The voice in my ear rumbled in a low, slow way that was as sexy as all get-out, but I still grimaced at his words.
"Don't remind me," I grumbled. "I've been trying to forget about that particular date on the calendar for weeks now."
Holding a backpack in one hand and my phone in the other, I stopped inside the doorway, letting the college students stream out of the classroom and move into the corridor. They hurried toward the exit, along with the professor, all eager to get away from the hallowed halls of learning as quickly as they could, but I stayed where I was until the sounds of their cheerful chatter had faded away and I could resume my own conversation.
"What's so bad about turning thirty-one?" Owen asked.
Even though he couldn't see me, since we were talking on the phone, I still shrugged as I stepped out of the classroom and ambled toward the doors at the end of the corridor.
"Nothing, on the face of it. It's just another day and just another number. I won't feel any different before, during, or after that day than I do on any other. But this time of year . . . bad things always seem to happen around my birthday."
"Oh." My lover's voice slipped from sexy and teasing to quiet and serious in a heartbeat. He didn't say anything else. He knew exactly what bad things I was referring to. My mother and my older sister being murdered. Thinking that Bria, my baby sister, had also been killed. Fletcher Lane, my mentor, being tortured to death.
"I just . . . don't want to jinx things by talking about my birthday," I said. "And I don't even want to think about the surprise party Finn is planning."
"What party?" Owen finally asked, three seconds too late to be believable.
"The always party."
"What?" he asked again, genuinely confused this time.
"The always party. The party that Finn always plans for me. The one I always tell him I would rather do without.

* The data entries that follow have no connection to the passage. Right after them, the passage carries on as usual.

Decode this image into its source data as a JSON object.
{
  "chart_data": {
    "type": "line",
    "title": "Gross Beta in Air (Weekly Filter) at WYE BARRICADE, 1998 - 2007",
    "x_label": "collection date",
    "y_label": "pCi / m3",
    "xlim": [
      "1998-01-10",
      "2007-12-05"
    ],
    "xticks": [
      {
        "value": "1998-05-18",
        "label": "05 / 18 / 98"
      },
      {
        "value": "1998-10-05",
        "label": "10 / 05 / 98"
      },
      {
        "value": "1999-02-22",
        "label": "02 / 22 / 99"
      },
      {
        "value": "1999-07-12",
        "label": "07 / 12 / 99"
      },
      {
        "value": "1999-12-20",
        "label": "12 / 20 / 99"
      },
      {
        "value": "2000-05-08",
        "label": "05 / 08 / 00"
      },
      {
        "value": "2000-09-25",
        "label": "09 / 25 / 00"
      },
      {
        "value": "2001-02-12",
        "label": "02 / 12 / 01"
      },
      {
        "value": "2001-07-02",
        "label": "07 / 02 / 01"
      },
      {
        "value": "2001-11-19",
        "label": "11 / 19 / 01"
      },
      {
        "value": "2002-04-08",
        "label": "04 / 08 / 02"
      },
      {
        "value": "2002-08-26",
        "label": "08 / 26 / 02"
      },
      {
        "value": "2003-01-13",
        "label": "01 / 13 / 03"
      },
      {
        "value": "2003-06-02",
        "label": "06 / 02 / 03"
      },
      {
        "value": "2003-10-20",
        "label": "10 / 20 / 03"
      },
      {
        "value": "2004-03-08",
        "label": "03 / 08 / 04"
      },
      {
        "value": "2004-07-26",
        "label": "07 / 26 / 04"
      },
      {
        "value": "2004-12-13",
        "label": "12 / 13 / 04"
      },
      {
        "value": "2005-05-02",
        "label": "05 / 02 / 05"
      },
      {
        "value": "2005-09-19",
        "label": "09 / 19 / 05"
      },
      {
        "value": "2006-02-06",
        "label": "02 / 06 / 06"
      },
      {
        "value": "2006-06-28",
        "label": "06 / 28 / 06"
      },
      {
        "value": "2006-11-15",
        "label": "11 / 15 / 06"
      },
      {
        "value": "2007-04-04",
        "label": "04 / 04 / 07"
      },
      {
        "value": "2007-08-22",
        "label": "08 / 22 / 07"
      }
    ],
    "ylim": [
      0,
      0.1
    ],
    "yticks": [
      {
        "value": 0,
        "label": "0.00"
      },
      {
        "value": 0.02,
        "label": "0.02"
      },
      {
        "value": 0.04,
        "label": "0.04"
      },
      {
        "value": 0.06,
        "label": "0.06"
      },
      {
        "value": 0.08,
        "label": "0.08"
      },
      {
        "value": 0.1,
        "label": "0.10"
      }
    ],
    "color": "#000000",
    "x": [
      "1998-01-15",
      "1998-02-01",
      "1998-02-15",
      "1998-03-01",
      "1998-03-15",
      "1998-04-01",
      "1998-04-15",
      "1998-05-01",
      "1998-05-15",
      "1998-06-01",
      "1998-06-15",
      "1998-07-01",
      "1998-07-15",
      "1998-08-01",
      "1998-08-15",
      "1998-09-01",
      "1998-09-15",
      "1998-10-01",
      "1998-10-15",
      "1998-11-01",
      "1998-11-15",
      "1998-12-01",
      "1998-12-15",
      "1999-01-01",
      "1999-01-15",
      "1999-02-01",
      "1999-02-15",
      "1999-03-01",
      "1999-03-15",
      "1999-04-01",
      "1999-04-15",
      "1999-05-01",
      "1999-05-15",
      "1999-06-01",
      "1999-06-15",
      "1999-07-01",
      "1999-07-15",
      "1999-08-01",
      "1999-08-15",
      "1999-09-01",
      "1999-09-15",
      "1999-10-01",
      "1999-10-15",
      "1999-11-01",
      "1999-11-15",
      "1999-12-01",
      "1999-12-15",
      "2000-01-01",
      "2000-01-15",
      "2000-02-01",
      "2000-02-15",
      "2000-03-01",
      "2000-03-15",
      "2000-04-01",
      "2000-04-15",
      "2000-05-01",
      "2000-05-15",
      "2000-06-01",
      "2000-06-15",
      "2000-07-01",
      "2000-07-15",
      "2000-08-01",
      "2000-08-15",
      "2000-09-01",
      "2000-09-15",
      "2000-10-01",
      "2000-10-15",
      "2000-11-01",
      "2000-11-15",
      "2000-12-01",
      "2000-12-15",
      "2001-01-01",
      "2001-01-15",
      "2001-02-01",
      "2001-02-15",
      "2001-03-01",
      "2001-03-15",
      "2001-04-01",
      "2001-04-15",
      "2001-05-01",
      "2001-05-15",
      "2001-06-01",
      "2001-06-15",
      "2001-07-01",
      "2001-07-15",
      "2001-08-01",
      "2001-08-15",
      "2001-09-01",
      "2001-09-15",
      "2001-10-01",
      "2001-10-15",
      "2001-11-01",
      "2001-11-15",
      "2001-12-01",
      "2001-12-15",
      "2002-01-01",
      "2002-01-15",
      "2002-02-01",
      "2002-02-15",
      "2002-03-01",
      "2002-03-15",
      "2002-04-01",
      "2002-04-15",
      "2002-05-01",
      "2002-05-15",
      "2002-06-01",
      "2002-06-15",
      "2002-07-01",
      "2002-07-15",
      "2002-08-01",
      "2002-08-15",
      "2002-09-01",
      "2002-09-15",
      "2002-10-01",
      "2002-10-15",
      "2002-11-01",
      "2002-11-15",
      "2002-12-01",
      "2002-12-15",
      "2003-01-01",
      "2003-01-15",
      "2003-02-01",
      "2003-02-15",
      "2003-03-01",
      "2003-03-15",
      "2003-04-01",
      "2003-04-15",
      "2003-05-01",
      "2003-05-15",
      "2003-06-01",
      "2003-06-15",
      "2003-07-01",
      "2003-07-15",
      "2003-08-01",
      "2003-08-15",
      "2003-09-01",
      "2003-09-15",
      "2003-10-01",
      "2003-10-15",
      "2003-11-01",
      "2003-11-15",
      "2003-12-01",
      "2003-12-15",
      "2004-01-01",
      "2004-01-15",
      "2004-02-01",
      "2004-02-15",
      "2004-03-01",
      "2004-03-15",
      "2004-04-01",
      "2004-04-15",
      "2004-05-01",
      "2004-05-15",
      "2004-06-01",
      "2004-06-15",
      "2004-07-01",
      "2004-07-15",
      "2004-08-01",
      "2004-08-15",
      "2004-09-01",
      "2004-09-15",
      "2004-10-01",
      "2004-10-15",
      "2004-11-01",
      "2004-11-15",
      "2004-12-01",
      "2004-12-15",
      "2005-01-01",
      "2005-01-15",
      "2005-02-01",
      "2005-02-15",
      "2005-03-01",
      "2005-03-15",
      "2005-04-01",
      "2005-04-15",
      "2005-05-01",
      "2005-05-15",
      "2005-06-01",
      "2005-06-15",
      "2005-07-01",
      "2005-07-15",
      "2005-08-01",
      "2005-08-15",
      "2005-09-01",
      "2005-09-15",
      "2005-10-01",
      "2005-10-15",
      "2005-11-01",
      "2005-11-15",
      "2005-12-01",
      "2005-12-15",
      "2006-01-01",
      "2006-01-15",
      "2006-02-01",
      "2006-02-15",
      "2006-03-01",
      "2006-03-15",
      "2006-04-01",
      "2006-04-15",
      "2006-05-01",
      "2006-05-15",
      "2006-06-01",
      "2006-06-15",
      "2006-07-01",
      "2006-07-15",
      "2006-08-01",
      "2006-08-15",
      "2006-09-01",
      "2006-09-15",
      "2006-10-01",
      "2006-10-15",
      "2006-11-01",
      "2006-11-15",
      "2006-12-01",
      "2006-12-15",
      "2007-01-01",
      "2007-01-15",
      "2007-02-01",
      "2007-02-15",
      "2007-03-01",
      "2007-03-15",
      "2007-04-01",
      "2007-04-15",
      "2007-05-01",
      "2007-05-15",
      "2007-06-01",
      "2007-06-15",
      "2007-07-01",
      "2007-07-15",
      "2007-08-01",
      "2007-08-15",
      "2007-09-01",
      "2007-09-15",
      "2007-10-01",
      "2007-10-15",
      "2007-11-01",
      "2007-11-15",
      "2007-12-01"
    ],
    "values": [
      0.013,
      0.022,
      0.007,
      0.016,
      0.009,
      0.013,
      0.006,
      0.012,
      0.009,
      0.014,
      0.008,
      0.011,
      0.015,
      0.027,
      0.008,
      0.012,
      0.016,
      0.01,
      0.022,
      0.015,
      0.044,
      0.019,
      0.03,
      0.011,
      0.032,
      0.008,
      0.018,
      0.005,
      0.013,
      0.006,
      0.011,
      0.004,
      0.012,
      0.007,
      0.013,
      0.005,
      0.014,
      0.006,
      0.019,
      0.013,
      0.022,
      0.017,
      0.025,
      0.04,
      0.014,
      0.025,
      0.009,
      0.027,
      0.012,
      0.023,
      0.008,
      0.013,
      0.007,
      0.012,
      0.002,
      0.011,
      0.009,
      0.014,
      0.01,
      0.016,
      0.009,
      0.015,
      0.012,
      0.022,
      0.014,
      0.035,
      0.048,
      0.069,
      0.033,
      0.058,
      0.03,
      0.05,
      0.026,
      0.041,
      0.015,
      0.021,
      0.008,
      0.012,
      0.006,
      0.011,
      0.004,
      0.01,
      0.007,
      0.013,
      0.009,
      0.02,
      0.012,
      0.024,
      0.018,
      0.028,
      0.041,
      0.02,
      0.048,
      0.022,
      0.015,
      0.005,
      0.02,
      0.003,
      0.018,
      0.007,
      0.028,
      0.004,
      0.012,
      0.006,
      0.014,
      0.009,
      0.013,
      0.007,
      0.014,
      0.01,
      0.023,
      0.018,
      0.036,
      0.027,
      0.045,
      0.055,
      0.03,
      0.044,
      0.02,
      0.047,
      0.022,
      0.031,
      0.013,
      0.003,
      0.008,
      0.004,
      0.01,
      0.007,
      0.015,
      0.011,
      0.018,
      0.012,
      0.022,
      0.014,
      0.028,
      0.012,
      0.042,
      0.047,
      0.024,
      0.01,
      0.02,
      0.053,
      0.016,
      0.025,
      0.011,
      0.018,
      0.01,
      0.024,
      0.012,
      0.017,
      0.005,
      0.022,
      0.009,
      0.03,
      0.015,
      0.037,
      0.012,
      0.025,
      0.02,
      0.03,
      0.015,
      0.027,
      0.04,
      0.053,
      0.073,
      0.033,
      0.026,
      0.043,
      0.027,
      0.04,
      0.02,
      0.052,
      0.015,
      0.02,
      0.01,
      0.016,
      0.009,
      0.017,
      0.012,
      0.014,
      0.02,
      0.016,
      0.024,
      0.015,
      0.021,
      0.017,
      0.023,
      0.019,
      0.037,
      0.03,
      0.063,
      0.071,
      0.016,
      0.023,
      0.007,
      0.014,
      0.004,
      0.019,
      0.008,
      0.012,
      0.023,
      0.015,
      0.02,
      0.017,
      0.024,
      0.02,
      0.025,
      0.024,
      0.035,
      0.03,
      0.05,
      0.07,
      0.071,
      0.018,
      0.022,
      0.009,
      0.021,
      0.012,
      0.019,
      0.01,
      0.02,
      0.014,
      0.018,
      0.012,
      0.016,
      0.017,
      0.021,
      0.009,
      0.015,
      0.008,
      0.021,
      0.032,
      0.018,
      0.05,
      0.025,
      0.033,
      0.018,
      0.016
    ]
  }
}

The one the sneaky bastard always manages to surprise me with anyway, just when I think that I'm finally safe from him and his shenanigans."
Finnegan Lane, my foster brother, thought that birthdays were a time of great celebration, jubilation, and excitement and should always be marked with cake, presents, and people hiding in a dark room waiting to jump out and scream at you the second you turned on the lights. I was fine with the cake and the presents, but people jumping and screaming in my direction always made me reach for one of my silverstone knives.
Such were the instincts of an assassin.
"He always manages to surprise you with a party?" Owen asked. "Every single year? I find that hard to believe."
"Yeah, well, I am no match for the mercurial wiles of Finnegan Lane. Three years ago, he threw the party a week before my birthday. Two years ago, he waited until three weeks after my birthday."
Last year had been the only one in the last ten that Finn hadn't thrown me a party, since Fletcher had been murdered right around that time. Neither one of us had felt like celebrating anything then.
I skirted around a janitor who was mopping the linoleum floor. The sun slanting in through the windows made the smooth surface gleam like a new penny, but the longer I stared at the drying streaks of water, the darker they became, turning a dull, rusty red and morphing into another liquid. Blood. Fletcher's blood, oozing all over the blue and pink pig tracks on the floor of the Pork Pit-
"Gin?" Owen asked. "Are you still there?"
I shook my head to get rid of the unwanted memories. "Sorry, I'm still in one of the buildings. The reception is terrible in here. Hang on a second, and let me go outside."